Diseases Help: Influenza Vaccination

Why are so many adults with asthma not being vaccinated for influenza? In part, this appears to be a generic failure to achieve vaccination coverage. The Healthy People 2010 objectives indicate that 90% of adults aged > 65 years should receive annual influenza vaccination, irrespective of chronic condi-tions. Based on the article by Ford and colleagues, the prevalence of vaccination is substantially lower among adults > 70 years old, including both adults with (68.4 to 75.7%) and without asthma (65.0 to 68.6%). Consequently, the failure to vaccinate appears to be part of a general failure to deliver recommended health-care interventions. Influenza Vaccination

There are also some potential barriers to vaccination that may be specific to asthma. In particular, the safety of influenza vaccination in adults with asthma has been debated. A randomized controlled trial of influenza vaccine conducted with 262 asthma patients revealed a greater risk of asthma exacerbation, manifested by a > 20% fall in peak expiratory flow rate, in the vaccine group compared to placebo Generic viagra. A larger-scale, randomized controlled trial of 2,032 adults with asthma, however, found no evidence of asthma exacerbation after influenza vaccination.

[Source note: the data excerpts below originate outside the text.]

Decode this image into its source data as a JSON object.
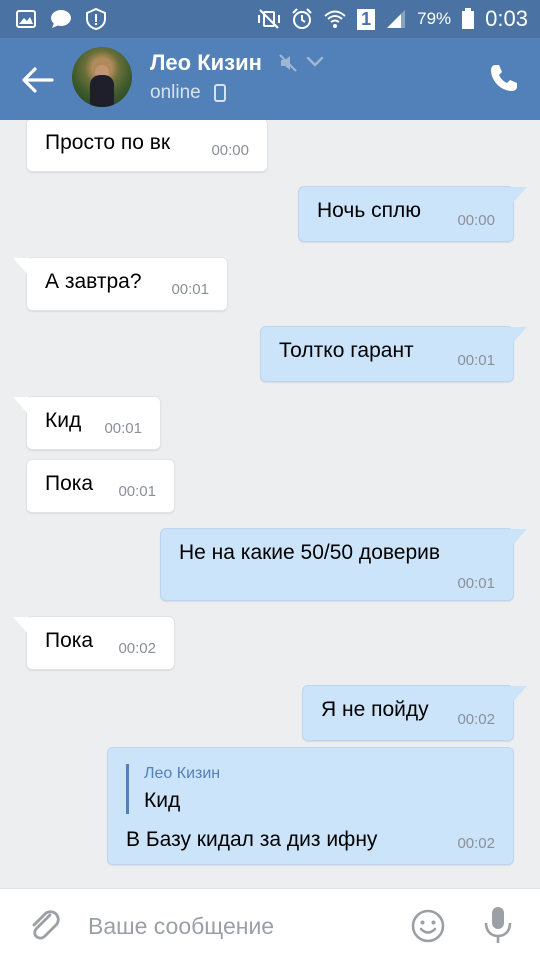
{
  "status_bar": {
    "battery": "79%",
    "time": "0:03",
    "sim": "1"
  },
  "header": {
    "contact_name": "Лео Кизин",
    "status": "online"
  },
  "messages": [
    {
      "dir": "in",
      "text": "Просто по вк",
      "time": "00:00"
    },
    {
      "dir": "out",
      "text": "Ночь сплю",
      "time": "00:00"
    },
    {
      "dir": "in",
      "text": "А завтра?",
      "time": "00:01"
    },
    {
      "dir": "out",
      "text": "Толтко гарант",
      "time": "00:01"
    },
    {
      "dir": "in",
      "text": "Кид",
      "time": "00:01"
    },
    {
      "dir": "in",
      "text": "Пока",
      "time": "00:01"
    },
    {
      "dir": "out",
      "text": "Не на какие 50/50 доверив",
      "time": "00:01"
    },
    {
      "dir": "in",
      "text": "Пока",
      "time": "00:02"
    },
    {
      "dir": "out",
      "text": "Я не пойду",
      "time": "00:02"
    },
    {
      "dir": "out",
      "reply_author": "Лео Кизин",
      "reply_text": "Кид",
      "text": "В Базу кидал за диз ифну",
      "time": "00:02"
    }
  ],
  "composer": {
    "placeholder": "Ваше сообщение"
  },
  "colors": {
    "header": "#5181b8",
    "status_bar": "#4a72a3",
    "incoming_bubble": "#ffffff",
    "outgoing_bubble": "#cce4fa",
    "background": "#edeef0"
  }
}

Influenza vaccination had no adverse effect on a variety of safety outcomes: peak expiratory flow rate, oral corticosteroid use, bronchodilator rescue therapy, and unscheduled health-care utilization. Further strengthening the case for vaccine safety, a large multicenter cohort study of children with asthma found no evidence of adverse asthma health outcomes following influenza vaccination. Although influenza vaccine appears to be safe in patients with asthma, it remains possible that perception of vaccine safety still poses a barrier to vaccination, either among health-care providers or the general public.

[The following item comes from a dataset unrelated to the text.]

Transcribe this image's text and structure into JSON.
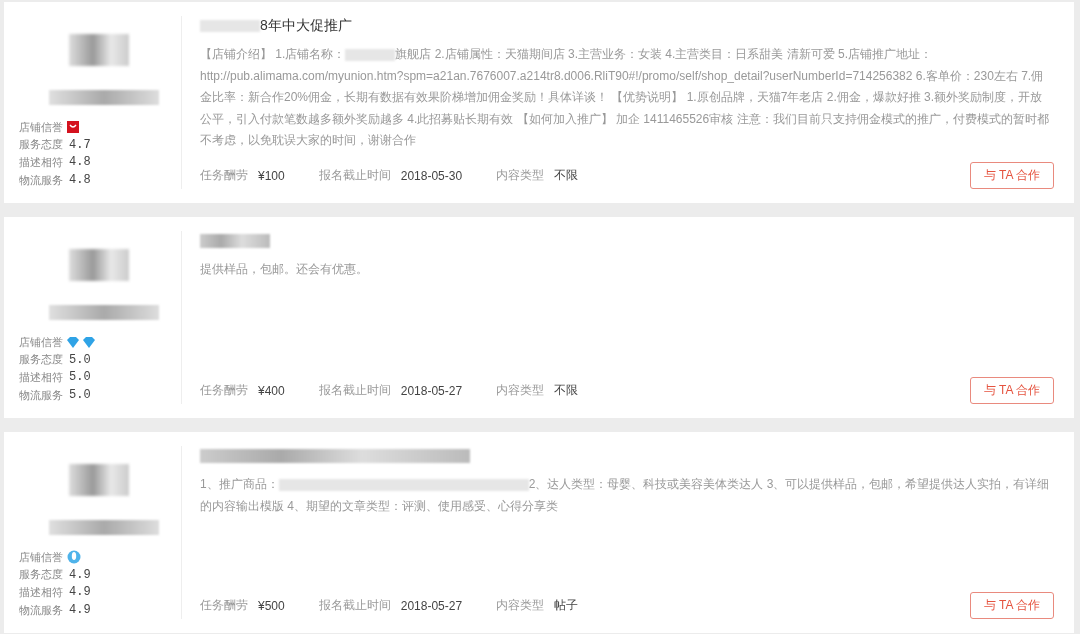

The efficacy of influenza vaccine for adults with asthma has also been questioned. A systematic review concluded that there was inadequate evidence to evaluate the efficacy of influenza vaccine for persons with asthma. In fact, there have been very few randomized controlled trials evaluating influenza vaccine among asthmatics. The existing trials are limited by small sample size, limited statistical power, and inconsistent quality. Perhaps the lack of specific randomized control trial data is another explanation for low influenza vaccination coverage.

There is substantial indirect evidence, however, that influenza vaccine is beneficial for persons with asthma. The efficacy of influenza vaccination in healthy adults and elderly adults has been firmly established by randomized controlled trials.